Lightweighting: The powertrain for the future
Hybrid vehicles that save weight and CO2
Lightweighting using steel makes vehicles future-viable: they not only reduce weight and fuel consumption, they also save the environment a whole lot of harmful emissions. This is also shown by the results of the "Lightweight Forging Initiative", in which Georgsmarienhütte GmbH played its part.
Light, but nonetheless ultra-safe, ultra-strong and ultra-durable – the powertrain for the car of the future will not be possible without high-strength steel - and not only because of the many and diverse advantages of this tried and proven material. Also because of its 100% recyclability and its great lightweighting potential for the automotive industry.
Thirty-nine companies working in steel production and forging, from Europe, Japan and the USA, have now, in unparalleled cooperation, researched into further potentials for weight reduction in a hybrid electric vehicle (HEV). The results speak for themselves: a lightweight hybrid vehicle could save a total of 93 kg on its chassis/suspension, gearbox and electronics alone.

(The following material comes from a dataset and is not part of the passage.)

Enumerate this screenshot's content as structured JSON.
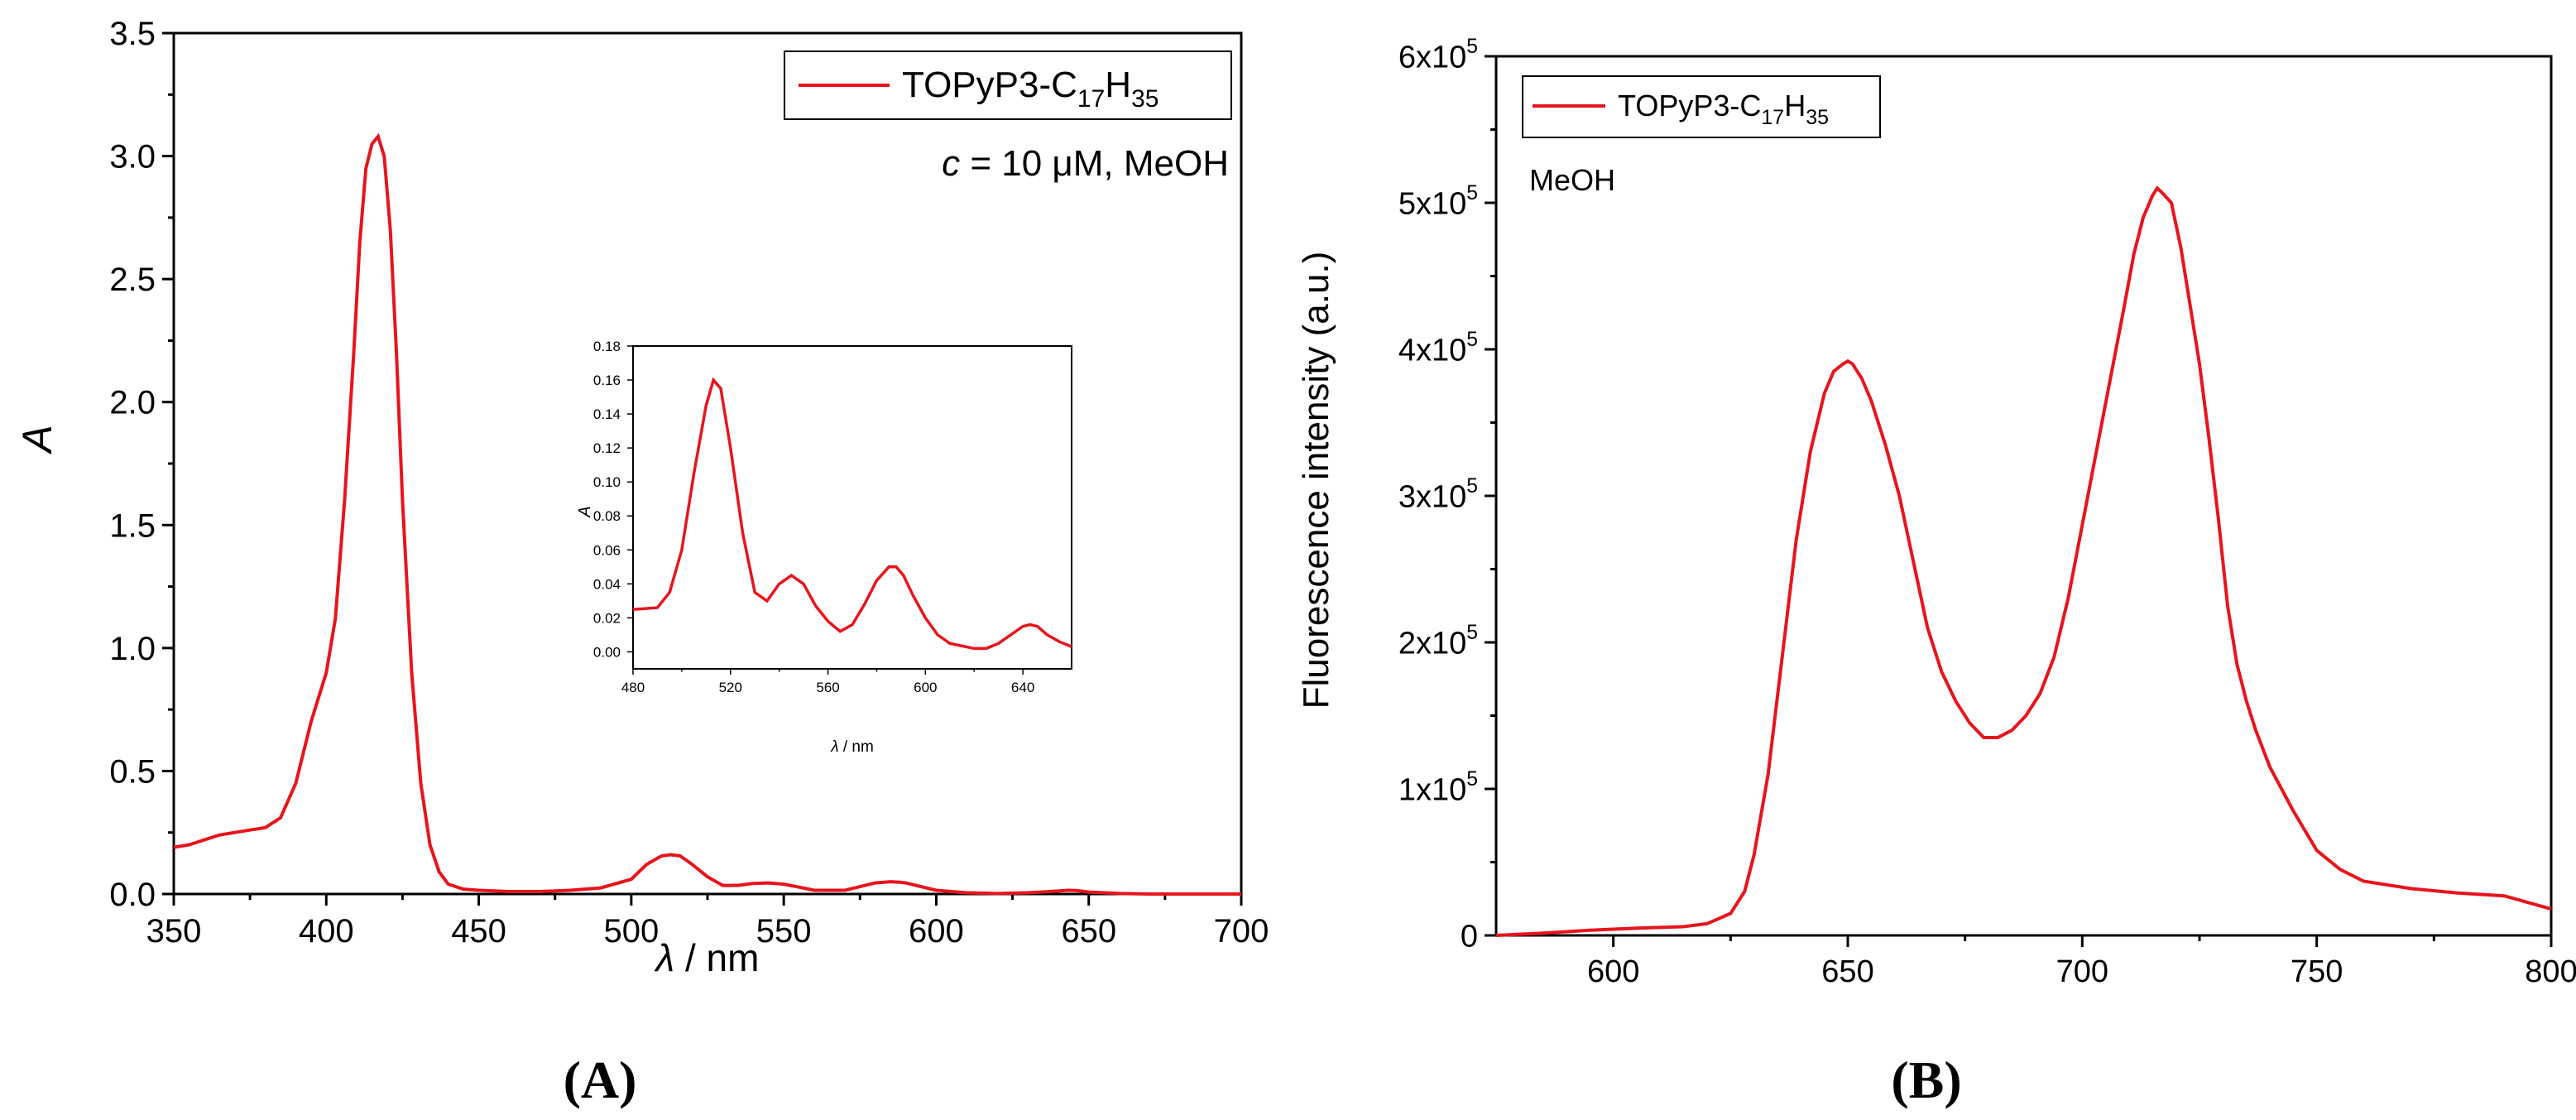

A lightweighting example - hybrid electric vehicles (HEV):
- Development of 733 lightweight ideas
- Savings totalling 93 kg
- Weight reductions on the chassis/suspension, powertrain, gearbox and electronic components
- A lighter vehicle saves, overall, both energy and CO2
Easy successes - and some tough nuts to crack
The eighty experts have analysed in minute detail more than 4,000 vehicle parts – and not only efficient solutions for hybrid electric cars, but also technological ideas for mobility based on conventional trucks were developed. In this process, these specialists in materials-based and conventional lightweight construction, in production, in conceptual lightweighting and in the sphere of hybrid propulsion arrived at over 100 ideas which can be classified as easily implementable.
Although no small amount of effort is still needed to crack the several hundred "tough nuts" remaining in the field of lightweighting of hybrid vehicles, the suggestions do, nonetheless, illustrate the groundbreaking potentials to be found along the complete supply chain, whether in steel production, forging or component manufacturing.